To simplify my question, assume that I independently sampled $M$ data points $\{x\}_{i=1}^M$ from Gaussian distribution $N(\mu,\sigma^2)$. I can use $\{x\}_{i=1}^M$ to calculate its mean $\hat{\mu}$ and the $\hat{\sigma}$. My question is that what is the relation between the $\sigma$, $\hat{\sigma}$ and $M$? If $M$ increases, $\hat{\sigma}$ increases or decrease to $\sigma$? Can the result be extended to more general case like other distributions?
I ask this question, because in machine-learning/data-mining we may have many different algorithms/methods (saying 3 algorithms) to finish one task. In experiments, we can choose one algorithm and run one time and has the precision 90%. We can run it another time and the precision may be 92%. Each algorithm can be independently run $\beta$ times with $\beta$ precision results averaged, thus the variance of $\beta$ results can also be calculated. Then, we compare the average precision and variance for each algorithm, and the algorithm with higher average precision and smaller variance is the best. So how to choose $\beta$? If $\beta=5$ is very small, the variance may be not well calculated. If $\beta=5000$ is very big, then running $1000$ times is computationally expensive.

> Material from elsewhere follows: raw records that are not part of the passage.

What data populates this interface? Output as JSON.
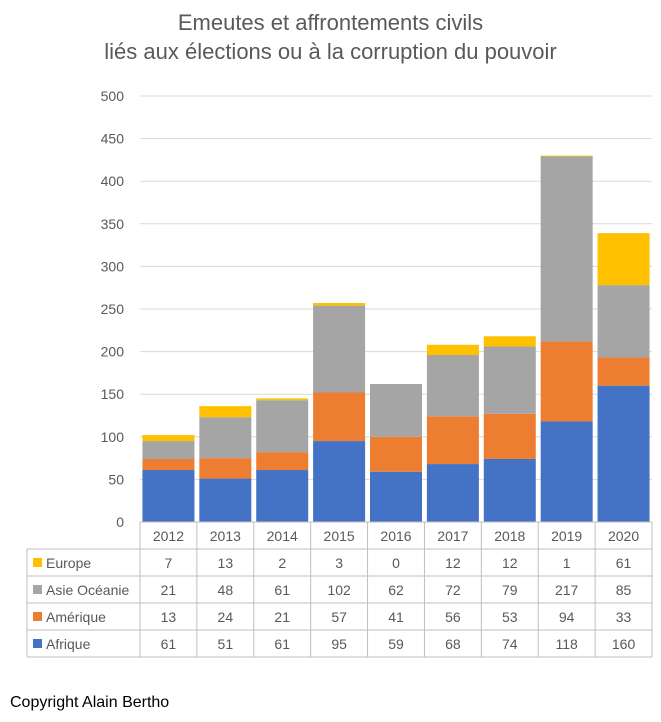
{
  "chart_data": {
    "type": "bar",
    "stacked": true,
    "title": [
      "Emeutes et affrontements civils",
      "liés aux élections ou à la corruption du pouvoir"
    ],
    "categories": [
      "2012",
      "2013",
      "2014",
      "2015",
      "2016",
      "2017",
      "2018",
      "2019",
      "2020"
    ],
    "series": [
      {
        "name": "Afrique",
        "color": "#4472C4",
        "values": [
          61,
          51,
          61,
          95,
          59,
          68,
          74,
          118,
          160
        ]
      },
      {
        "name": "Amérique",
        "color": "#ED7D31",
        "values": [
          13,
          24,
          21,
          57,
          41,
          56,
          53,
          94,
          33
        ]
      },
      {
        "name": "Asie Océanie",
        "color": "#A5A5A5",
        "values": [
          21,
          48,
          61,
          102,
          62,
          72,
          79,
          217,
          85
        ]
      },
      {
        "name": "Europe",
        "color": "#FFC000",
        "values": [
          7,
          13,
          2,
          3,
          0,
          12,
          12,
          1,
          61
        ]
      }
    ],
    "table_row_order": [
      "Europe",
      "Asie Océanie",
      "Amérique",
      "Afrique"
    ],
    "ylim": [
      0,
      500
    ],
    "yticks": [
      0,
      50,
      100,
      150,
      200,
      250,
      300,
      350,
      400,
      450,
      500
    ],
    "grid": true,
    "legend": "data table below chart"
  },
  "footer": {
    "copyright": "Copyright Alain Bertho"
  }
}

When you say, you compute $\hat{\mu}$ and $\hat{\sigma}$ I am assuming you are using the standard formulas for samples. These formulas give you an estimate of the true mean and standard deviation and have the property that they are consistent, this is, one can show that they converge to the true mean and standard deviation when $M\rightarrow\infty$
As you pointed out in the second paragraph, having a small $\beta$ is like having a small $M$, so we know very little about how good of an estimate will $\hat{\mu}$ and $\hat{\sigma}$ be. The larger the $\beta$, the better, of course there is a tradeoff, as in any empirical work, someitmes you just have to deal with the fact that you don't have a big enough sample. Sometimes, as in your case, it means you will need more computing power.